Maximum plaque height in carotid ultrasound predicts cardiovascular disease outcomes: a population-based validation study of the American Society of Echocardiography’s grade II–III plaque characterization and protocol
Johri AM, Lajkosz KA, Grubic N, Islam S, Li TY, Simpson CS, Ewart P, Suri JS, Hétu M. Int J Cardiovasc Imaging. 2021; Jan 27 [Epub ahead of print]. DOI: https://doi.org/10.1007/s10554-020-02144-5
The presence of carotid arterial plaque by ultrasound enhances cardiovascular risk stratification beyond traditional risk factors.

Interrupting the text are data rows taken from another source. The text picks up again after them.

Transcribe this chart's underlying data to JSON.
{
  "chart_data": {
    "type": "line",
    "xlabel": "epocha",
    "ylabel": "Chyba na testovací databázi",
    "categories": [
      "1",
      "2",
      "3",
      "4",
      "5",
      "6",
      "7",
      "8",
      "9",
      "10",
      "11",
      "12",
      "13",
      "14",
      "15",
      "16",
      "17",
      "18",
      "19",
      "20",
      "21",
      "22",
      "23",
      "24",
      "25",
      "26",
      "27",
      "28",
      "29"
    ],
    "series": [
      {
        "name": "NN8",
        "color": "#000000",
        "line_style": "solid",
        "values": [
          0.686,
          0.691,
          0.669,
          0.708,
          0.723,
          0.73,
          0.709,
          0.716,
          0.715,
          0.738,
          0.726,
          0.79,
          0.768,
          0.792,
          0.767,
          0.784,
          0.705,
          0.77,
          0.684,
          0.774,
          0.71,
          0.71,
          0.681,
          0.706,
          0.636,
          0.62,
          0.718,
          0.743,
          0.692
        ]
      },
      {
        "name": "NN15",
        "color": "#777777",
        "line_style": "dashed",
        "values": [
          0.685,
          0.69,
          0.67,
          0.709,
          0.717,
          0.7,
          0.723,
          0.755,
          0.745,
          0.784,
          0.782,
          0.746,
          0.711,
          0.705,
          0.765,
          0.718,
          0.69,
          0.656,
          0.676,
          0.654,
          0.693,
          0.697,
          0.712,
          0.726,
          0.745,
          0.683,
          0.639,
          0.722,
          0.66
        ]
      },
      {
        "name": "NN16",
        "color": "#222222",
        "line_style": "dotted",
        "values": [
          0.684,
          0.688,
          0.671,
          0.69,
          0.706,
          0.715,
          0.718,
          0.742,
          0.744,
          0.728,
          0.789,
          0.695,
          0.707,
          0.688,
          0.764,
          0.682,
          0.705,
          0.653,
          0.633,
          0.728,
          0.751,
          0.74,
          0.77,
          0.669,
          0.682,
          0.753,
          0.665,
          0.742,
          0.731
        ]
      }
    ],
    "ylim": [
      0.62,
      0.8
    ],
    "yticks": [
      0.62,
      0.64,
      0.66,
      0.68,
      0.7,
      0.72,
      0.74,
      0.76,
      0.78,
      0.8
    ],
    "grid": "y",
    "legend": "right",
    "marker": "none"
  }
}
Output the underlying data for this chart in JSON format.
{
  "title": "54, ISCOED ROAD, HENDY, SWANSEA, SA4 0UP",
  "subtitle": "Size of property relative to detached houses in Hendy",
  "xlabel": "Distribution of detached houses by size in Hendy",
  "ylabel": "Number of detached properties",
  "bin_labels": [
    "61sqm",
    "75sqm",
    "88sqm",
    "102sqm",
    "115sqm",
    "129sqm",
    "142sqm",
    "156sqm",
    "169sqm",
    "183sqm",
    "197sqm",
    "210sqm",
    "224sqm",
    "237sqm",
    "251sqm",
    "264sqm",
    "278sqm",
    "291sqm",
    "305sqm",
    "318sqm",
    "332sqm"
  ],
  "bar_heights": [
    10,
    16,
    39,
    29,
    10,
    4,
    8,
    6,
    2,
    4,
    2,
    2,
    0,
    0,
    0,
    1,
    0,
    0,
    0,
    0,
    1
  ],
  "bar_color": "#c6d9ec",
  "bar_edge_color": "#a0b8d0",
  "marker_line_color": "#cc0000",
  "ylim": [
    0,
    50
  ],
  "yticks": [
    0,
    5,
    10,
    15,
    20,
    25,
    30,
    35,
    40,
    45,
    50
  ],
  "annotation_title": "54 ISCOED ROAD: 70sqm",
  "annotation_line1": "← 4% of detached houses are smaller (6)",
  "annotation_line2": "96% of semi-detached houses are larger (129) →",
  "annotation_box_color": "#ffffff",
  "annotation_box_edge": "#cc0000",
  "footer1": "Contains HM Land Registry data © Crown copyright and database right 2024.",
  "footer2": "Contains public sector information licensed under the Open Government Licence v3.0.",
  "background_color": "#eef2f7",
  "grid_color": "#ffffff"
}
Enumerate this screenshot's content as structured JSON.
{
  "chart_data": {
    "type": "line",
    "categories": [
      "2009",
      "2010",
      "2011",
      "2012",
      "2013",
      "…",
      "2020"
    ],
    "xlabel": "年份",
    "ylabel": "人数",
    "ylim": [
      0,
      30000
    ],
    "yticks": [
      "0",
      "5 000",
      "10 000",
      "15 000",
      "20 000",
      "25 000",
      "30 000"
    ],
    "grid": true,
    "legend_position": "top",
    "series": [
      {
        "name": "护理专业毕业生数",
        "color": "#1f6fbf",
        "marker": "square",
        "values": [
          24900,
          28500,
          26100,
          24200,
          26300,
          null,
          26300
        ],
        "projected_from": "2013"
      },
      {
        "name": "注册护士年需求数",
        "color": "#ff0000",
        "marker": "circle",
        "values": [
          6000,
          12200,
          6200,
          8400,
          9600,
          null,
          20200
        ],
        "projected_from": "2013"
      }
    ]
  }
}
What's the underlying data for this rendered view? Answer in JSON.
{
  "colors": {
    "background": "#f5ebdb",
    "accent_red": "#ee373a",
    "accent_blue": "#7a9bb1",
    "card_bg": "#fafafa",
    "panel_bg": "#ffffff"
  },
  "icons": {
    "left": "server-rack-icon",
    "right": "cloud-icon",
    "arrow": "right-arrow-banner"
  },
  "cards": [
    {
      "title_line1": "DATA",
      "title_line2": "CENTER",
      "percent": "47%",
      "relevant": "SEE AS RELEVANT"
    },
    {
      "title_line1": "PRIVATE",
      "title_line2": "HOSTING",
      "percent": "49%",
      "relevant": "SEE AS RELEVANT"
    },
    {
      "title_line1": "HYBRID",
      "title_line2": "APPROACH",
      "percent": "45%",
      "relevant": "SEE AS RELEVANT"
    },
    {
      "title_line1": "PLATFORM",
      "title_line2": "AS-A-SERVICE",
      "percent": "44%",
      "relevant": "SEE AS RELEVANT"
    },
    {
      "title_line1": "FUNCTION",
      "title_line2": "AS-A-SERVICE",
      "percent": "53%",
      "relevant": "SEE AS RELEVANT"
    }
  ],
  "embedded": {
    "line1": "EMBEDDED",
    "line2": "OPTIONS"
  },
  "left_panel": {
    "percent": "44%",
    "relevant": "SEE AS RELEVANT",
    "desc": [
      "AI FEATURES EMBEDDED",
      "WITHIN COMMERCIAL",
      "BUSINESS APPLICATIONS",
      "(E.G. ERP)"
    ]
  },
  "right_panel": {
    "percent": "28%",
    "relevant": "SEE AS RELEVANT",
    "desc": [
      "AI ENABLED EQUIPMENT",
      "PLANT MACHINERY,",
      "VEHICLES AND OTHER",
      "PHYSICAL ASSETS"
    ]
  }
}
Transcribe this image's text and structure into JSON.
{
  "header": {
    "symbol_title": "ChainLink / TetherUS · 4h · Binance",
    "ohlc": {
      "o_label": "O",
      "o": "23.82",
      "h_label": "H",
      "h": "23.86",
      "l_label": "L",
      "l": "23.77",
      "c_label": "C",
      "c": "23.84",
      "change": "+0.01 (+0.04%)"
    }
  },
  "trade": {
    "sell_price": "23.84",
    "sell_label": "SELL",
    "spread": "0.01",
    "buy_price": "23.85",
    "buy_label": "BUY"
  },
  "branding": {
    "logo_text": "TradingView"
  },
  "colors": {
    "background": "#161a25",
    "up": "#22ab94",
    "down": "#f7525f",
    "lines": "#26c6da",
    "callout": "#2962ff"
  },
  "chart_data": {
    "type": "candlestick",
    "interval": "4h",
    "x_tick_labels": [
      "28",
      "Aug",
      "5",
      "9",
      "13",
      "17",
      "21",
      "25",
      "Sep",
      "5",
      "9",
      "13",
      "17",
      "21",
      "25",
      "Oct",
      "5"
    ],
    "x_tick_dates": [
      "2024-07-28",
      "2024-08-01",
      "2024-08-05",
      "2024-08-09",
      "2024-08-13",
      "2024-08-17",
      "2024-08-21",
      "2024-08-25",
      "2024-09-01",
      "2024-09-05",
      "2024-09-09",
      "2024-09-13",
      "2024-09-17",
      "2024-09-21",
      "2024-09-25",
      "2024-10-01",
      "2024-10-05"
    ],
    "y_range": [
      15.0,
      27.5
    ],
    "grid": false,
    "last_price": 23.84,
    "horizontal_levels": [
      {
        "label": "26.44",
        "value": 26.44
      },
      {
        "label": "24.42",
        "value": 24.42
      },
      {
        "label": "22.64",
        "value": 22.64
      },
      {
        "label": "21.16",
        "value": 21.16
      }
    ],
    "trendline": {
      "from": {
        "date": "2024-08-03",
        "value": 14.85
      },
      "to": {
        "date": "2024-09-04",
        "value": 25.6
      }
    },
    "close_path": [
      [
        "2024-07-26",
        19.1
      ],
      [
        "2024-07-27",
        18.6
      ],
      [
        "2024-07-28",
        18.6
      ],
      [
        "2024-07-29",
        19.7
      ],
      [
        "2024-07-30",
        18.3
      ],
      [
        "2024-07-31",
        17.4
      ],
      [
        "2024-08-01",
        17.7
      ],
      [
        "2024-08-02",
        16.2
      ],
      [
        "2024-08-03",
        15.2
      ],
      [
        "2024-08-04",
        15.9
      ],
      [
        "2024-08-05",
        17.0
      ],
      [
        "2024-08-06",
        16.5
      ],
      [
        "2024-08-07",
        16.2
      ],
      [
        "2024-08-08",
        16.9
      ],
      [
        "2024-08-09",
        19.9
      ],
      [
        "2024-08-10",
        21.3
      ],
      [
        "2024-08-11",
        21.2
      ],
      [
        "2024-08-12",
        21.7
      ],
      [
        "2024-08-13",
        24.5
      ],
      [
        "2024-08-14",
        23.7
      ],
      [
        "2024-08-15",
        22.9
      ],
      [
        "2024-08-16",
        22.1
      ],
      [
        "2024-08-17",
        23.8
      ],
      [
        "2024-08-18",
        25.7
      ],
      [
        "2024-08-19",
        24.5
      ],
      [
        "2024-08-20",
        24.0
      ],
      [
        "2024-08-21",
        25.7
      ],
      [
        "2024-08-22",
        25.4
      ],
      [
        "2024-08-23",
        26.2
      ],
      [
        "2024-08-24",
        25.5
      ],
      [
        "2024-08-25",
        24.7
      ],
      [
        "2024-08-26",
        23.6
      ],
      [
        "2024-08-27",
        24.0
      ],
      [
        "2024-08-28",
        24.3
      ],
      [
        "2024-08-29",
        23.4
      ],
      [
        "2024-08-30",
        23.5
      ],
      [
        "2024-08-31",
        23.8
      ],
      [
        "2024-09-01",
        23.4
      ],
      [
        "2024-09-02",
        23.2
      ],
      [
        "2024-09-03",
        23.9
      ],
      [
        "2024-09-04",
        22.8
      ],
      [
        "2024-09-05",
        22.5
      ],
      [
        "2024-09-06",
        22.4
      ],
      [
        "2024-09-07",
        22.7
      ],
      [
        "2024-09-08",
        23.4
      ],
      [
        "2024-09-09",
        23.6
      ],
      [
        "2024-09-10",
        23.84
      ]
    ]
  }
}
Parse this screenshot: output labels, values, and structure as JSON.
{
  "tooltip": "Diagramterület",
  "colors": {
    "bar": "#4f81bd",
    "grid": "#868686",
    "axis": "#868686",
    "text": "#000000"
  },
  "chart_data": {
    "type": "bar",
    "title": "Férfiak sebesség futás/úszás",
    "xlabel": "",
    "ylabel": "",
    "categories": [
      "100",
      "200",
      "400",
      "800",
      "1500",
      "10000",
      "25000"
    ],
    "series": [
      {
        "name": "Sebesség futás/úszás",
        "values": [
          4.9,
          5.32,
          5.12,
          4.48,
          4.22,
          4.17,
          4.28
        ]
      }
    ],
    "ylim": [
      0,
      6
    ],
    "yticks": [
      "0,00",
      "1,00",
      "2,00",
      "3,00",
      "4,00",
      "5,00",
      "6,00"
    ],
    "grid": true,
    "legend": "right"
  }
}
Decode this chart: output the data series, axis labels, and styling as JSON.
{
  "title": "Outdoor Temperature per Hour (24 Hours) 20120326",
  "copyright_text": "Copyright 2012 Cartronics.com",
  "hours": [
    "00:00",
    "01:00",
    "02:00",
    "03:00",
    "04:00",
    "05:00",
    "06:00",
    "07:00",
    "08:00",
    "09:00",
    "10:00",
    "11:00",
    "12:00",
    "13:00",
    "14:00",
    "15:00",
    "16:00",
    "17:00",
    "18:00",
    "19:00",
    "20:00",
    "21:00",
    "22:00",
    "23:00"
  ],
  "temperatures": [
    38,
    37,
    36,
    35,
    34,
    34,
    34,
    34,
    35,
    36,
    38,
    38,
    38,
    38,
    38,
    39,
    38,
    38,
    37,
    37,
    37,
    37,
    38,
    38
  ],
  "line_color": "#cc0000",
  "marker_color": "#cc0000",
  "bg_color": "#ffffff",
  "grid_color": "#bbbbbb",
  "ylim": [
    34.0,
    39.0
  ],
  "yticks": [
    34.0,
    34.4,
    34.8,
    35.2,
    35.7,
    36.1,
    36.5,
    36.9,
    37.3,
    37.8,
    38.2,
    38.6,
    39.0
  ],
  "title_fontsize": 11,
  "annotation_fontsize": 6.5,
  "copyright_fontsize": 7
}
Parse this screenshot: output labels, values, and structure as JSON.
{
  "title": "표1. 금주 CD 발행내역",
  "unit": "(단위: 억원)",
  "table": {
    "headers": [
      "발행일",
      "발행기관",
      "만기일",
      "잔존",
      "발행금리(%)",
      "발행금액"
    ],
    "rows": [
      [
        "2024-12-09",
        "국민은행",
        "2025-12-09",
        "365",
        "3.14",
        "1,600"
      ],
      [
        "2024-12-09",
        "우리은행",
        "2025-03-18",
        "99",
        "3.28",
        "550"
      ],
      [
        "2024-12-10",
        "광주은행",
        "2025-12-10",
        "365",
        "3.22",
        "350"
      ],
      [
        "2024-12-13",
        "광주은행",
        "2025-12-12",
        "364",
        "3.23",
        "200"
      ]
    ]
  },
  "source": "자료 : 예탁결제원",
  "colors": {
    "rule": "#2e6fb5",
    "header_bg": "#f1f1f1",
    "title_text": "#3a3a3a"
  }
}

However, plaque quantification techniques require further outcomes-based investigation. The purpose of this study was to evaluate the utility of a focused carotid ultrasound protocol and novel plaque grading system developed by the American Society of Echocardiography (ASE). A retrospective analysis of 514 outpatients who were referred for coronary angiography between 2011 and 2014 was performed using a province-sponsored health database. All participants prospectively received a focused carotid ultrasound. Maximum plaque height (MPH) of arterial carotid plaque was quantified, using the grade II–III plaque definition of MPH ≥ 1.5 mm for stratification, according to recent ASE recommendations. Participants were followed for 1.33–5.11 years (average follow-up = 3.60 ± 1.65 years) to identify the occurrence of cardiovascular events. Major events (death, myocardial infarction [MI], stroke, and transient ischemic attack [TIA]) were correlated to MPH. Participants with MPH ≥ 1.5 mm were more likely to experience stable angina, coronary artery bypass grafting, and stress testing at both 1-year and total follow-up. After adjusting for cardiac risk factors, increased MPH was shown to be predictive for TIA (odds ratio [OR] = 1.33, 95% confidence interval (CI) = 1.01–1.75); p = 0.04), whereas the odds of non-ST-elevation MI (OR = 1.55, 95% CI = 0.99–2.43; p = 0.06) approached significance. Using Kaplan–Meier survival analysis, MPH ≥ 1.5 mm demonstrated good separation for the composite outcome of death, MI, stroke, and TIA over total follow-up (p = 0.02). This rapid, office-based quantification of MPH in carotid ultrasound may serve as a stratification tool for predicting major cardiovascular events.